Vietnam is an emerging economy, and its success will depend on its ability to create jobs and increase economic activity. Education is very important to Vietnam because it provides opportunities for young people to get educated. There is a high demand for education among employers, especially in the tech industry. A lot of companies are investing in education because they want to hire qualified employees. The government also invests a lot in education. The government spends around 4% of GDP on education. This is higher than other countries like Singapore, Malaysia, and Thailand.
The second reason why women entrepreneurs should be supported is because they bring an innovative perspective to problems. Diversity is important when it comes to solving problems. Different perspectives lead to different ideas and solutions. If you’re not diverse, then you won’t get any ideas. You might think that your idea is great, but if you’re all men, you’ll never realize that there are other ways to solve the problem.
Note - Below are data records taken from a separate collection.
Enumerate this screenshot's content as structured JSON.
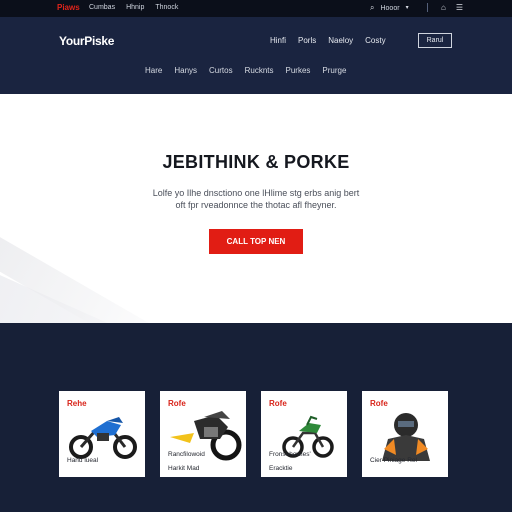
{
  "utility": {
    "brand": "Piaws",
    "links": [
      "Cumbas",
      "Hhnip",
      "Thnock"
    ],
    "search_label": "Hooor",
    "search_icon": "search-icon",
    "dropdown_icon": "chevron-down-icon"
  },
  "header": {
    "logo": "YourPiske",
    "nav": [
      "Hinfi",
      "Porls",
      "Naeloy",
      "Costy"
    ],
    "cta": "Rarul",
    "subnav": [
      "Hare",
      "Hanys",
      "Curtos",
      "Rucknts",
      "Purkes",
      "Prurge"
    ]
  },
  "hero": {
    "title": "JEBITHINK & PORKE",
    "body_line1": "Lolfe yo Ilhe dnsctiono one lHlime stg erbs anig bert",
    "body_line2": "oft fpr rveadonnce the thotac afl fheyner.",
    "cta": "CALL TOP NEN"
  },
  "products": [
    {
      "tag": "Rehe",
      "caption1": "Hand lueal",
      "caption2": "",
      "accent": "#1f6fd1"
    },
    {
      "tag": "Rofe",
      "caption1": "Rancfilowoid",
      "caption2": "Harkit Mad",
      "accent": "#f2c21b"
    },
    {
      "tag": "Rofe",
      "caption1": "Fronsehowies'",
      "caption2": "Eracktie",
      "accent": "#2f8a3a"
    },
    {
      "tag": "Rofe",
      "caption1": "Cier Piniage Rel",
      "caption2": "",
      "accent": "#f08a24"
    }
  ]
}
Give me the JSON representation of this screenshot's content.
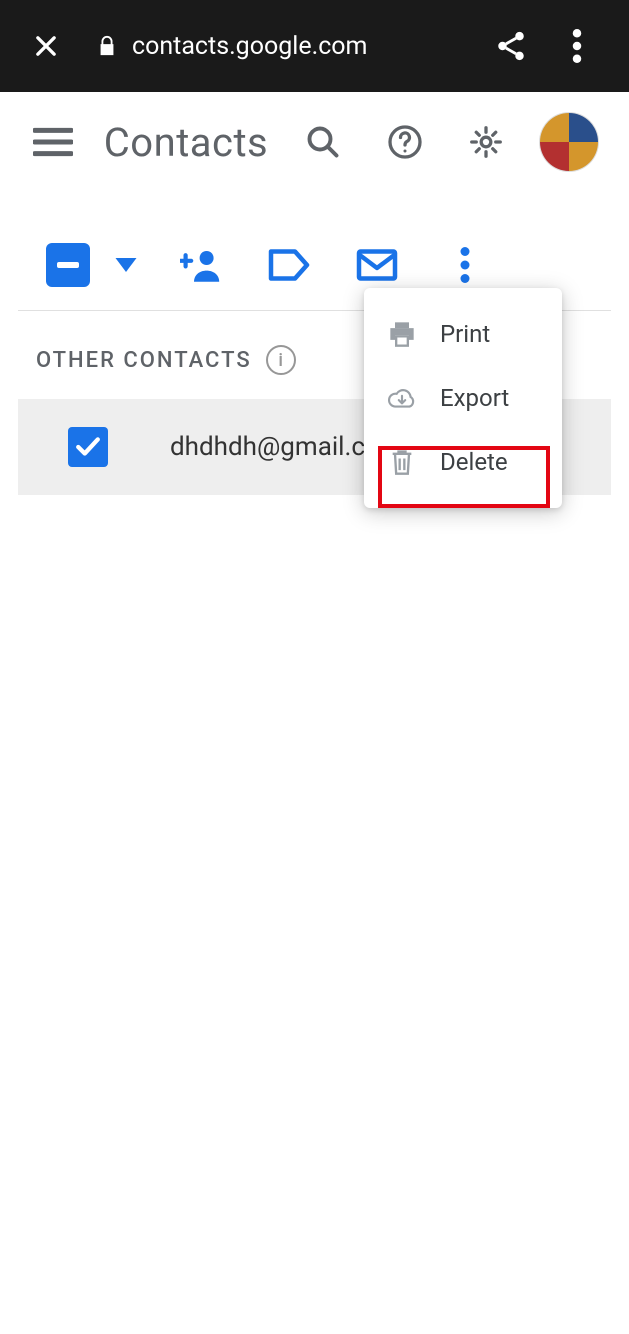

The third element is raw enthusiasm and hustling. Whether it’s from an early stage startup founder or a young food entrepreneur opening a Banh Mi Shop, you see it everywhere. The culture strongly encourages and supports this entrepreneurial passion and hustle. Lastly, Vietnam’s talent pool of software developers is unparalleled around the region. Much can be attributed to education but also to the diaspora of Vietnamese abroad. Emigrant and their kin living overseas has set up a robust outsourcing frame work much like we saw in china and india in years past, providing opportunity for local talent to cut there teeth on global software products
Vietnam is a country that is growing fast. There is a lot going on here, both positive and negative. One thing is certain though: there will always be room for new ideas and innovations. And if you’re lucky enough to get started early, you could become a leader in your industry.
Vietnam is an emerging market economy, and its GDP growth is expected to accelerate from 5.5% in 2017 to 6.5% in 2018. Its population is also growing rapidly, reaching almost 90 million people by 2020. As a result, there will be a huge demand for goods and services in the coming years. That means opportunities for startups to grow quickly.